Enjoying Food The Filipino Way
The Philippines is a country known for its sumptuous homemade delicacies and dishes, each one featuring ingredients unique to the place where it originated. The Ilocanos have their pinakbet, the Kapampangans have their sisig, and the Bicolanos have their Bicol express. What unifies all these distinct flavours and seasonings is the Filipinos’ love for good food.
Westerners may find our portions less than what they are used to back home, and Europeans may find weird our habit of using both fork and spoon at every meal, but there is certainly no denying that Filipino cuisine is one of the most palatable foods anywhere in the world.

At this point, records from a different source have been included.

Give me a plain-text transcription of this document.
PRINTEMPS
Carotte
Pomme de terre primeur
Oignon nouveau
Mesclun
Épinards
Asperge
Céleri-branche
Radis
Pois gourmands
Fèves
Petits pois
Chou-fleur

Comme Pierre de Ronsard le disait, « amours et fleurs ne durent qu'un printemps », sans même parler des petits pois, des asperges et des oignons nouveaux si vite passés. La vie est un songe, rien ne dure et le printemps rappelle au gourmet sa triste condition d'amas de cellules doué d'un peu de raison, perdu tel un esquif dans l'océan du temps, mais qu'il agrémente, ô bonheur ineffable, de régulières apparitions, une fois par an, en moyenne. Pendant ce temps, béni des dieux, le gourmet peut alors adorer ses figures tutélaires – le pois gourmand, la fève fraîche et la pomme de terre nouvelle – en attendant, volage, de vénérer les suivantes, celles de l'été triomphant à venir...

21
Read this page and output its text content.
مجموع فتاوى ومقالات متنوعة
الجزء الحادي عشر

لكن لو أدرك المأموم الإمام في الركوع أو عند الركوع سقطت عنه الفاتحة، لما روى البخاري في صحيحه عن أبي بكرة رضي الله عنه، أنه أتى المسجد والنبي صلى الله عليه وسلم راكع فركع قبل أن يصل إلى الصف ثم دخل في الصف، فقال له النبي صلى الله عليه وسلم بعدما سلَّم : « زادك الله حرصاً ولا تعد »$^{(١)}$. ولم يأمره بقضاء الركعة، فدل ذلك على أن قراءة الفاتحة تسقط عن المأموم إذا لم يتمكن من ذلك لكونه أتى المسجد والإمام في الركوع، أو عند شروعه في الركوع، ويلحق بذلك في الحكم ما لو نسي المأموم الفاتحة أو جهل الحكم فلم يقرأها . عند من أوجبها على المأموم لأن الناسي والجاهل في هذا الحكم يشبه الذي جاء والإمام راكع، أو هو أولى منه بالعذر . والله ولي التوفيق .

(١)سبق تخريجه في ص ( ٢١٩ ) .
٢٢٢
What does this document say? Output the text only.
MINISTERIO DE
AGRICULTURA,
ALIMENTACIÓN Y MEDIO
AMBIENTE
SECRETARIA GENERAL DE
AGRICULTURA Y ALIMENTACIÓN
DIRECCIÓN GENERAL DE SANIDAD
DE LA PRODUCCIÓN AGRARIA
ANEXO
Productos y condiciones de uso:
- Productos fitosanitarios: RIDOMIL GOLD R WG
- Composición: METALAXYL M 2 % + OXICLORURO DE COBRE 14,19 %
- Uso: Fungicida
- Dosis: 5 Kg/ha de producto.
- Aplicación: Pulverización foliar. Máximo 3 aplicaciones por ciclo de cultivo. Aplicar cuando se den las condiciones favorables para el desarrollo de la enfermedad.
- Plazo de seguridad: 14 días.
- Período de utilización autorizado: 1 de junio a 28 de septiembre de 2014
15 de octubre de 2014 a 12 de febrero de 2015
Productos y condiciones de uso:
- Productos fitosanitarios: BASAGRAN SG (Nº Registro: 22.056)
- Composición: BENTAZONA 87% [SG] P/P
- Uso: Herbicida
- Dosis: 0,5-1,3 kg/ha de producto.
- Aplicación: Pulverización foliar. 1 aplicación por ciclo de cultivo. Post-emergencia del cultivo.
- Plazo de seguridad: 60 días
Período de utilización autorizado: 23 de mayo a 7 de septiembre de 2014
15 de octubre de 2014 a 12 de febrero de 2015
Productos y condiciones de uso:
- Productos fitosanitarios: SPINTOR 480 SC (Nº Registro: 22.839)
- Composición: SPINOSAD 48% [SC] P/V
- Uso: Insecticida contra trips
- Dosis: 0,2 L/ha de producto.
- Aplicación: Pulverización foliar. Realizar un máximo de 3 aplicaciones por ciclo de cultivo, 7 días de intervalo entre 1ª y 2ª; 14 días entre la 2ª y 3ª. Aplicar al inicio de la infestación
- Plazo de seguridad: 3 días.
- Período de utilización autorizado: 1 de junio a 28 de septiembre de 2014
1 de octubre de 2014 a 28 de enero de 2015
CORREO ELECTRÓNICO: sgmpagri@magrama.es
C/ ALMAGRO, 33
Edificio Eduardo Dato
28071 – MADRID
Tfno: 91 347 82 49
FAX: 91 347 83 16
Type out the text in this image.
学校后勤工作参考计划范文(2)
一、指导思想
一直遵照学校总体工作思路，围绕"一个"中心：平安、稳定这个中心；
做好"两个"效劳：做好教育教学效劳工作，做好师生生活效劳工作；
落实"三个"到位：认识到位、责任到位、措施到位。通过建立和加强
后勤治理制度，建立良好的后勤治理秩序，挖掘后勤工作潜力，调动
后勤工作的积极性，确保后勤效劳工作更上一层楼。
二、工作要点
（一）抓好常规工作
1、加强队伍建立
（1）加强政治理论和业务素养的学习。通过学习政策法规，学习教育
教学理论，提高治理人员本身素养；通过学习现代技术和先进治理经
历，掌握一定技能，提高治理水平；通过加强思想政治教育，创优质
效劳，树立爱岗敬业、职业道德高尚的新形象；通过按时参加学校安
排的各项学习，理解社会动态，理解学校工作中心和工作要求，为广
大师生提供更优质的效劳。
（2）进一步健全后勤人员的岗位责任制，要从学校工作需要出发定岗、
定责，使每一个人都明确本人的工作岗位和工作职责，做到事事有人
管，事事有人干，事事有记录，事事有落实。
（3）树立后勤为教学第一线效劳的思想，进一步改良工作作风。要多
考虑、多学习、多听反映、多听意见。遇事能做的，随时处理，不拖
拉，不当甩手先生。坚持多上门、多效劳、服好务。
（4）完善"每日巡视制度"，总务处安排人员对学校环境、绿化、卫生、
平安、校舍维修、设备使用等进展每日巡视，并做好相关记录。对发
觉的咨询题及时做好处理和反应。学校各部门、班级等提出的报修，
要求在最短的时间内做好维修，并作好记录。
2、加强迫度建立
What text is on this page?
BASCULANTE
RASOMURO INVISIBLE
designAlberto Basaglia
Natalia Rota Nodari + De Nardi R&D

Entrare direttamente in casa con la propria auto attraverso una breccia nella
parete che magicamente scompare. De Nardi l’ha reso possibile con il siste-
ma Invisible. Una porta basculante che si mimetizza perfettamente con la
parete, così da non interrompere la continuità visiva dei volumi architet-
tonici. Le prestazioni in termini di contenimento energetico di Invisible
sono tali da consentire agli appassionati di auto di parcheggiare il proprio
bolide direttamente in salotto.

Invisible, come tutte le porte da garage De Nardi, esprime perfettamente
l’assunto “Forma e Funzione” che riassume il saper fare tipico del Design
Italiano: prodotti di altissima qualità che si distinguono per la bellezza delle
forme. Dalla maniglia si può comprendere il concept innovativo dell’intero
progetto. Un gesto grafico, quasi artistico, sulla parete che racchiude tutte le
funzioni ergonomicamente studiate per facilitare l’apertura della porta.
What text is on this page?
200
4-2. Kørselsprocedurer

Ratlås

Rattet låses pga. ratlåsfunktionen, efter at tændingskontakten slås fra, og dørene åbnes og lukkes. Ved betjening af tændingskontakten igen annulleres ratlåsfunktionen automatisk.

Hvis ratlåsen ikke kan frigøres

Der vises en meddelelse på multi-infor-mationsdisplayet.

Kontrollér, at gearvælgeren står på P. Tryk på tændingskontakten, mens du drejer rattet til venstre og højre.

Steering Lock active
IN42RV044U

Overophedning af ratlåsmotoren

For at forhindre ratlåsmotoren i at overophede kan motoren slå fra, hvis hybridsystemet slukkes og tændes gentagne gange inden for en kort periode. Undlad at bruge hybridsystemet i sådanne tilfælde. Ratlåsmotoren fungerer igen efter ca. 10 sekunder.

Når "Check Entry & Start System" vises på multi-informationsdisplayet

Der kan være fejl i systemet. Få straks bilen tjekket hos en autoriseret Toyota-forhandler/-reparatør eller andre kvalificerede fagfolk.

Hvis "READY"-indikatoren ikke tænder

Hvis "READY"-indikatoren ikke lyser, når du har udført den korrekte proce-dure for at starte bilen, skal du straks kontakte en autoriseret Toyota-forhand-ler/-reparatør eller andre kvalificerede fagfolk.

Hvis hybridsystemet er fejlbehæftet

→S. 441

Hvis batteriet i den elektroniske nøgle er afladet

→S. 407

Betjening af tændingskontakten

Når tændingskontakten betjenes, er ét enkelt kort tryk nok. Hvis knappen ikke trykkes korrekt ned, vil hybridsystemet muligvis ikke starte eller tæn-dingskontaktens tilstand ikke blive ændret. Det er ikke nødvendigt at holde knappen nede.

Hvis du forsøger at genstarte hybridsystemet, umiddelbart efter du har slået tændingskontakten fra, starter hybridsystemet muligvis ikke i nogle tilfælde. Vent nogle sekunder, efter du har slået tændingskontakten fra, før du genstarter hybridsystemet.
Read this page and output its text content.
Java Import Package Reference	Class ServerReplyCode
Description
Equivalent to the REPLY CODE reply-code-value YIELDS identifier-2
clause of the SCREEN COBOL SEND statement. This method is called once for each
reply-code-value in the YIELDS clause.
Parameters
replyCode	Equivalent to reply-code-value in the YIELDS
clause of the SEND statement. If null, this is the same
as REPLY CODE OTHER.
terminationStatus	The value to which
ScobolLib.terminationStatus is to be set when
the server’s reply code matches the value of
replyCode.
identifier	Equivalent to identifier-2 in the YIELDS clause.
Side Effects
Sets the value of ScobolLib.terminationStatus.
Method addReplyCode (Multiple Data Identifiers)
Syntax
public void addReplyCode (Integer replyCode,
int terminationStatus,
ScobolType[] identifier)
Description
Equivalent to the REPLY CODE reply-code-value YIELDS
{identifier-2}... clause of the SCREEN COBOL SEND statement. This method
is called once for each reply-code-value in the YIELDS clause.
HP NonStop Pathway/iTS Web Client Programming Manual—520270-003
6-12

Filipino families are bonded at the dinner table, where food is enjoyed and stories are exchanged. So if you ever find yourself Philippines-bound one of these days, be sure to take these tips to heart in order to get your fill of authentic Pinoy cooking:
Dunk it in dipping sauce.
Filipinos are fond of dipping their food into a variety of sauces and flavourings that differ in color, texture, and taste. There’s the ever-present soy sauce-calamnsi (that can be spiked with a few pieces of crushed chilli peppers), fish sauce (it does smell odd but it goes down really good), and vinegar with crushed garlic (best for barbecue). We love to layer flavor over flavor, hence the variety of dips and sauces that accompany every meal.
When in the Philippines, don’t be afraid to try something exotic for a change. Try our day-old chick, popularly known as balut, or the suspiciously black but surprisingly good dinuguan or blood stew. We take pride in turning the most banal ingredients into something totally mouth-watering.
Learn to Eat with your Hands.
The earliest Filipinos did not have metal forks and spoons to eat with, so they simply ate with their bare hands. Today, you will still see lots of Pinoys tucking into their food with fingers instead of utensils. It’s not a barbaric form of eating—it’s just simply one of the cultural curiosities that have survived centuries of colonization.
Surprise yourself with rice.
Pinoys eat rice for lunch, breakfast, and dinner. Sometimes we also have rice-based snacks in between full meals for that added boost of energy. There is an array of rice dishes you can try while you’re vacationing in the Philippines. Go for the kakanin, native delicacies that are made with different varieties of rice, such as biko, nilupak, puto bumbong or suman. Try the chocolate-flavored champorado and the Pinoy-style congee or lugaw.
Indulge your sweet tooth.
No meal is completely finished until you have taken a bite of something sweet. Take your pick from range of juicy tropical fruits like mangoes, coconut, bananas, watermelon, and pineapples. If you’re into non-fruit desserts, get the maja blanca, leche flan, halo-halo or macapuno. Each one is especially created to end a meal on a sweet note.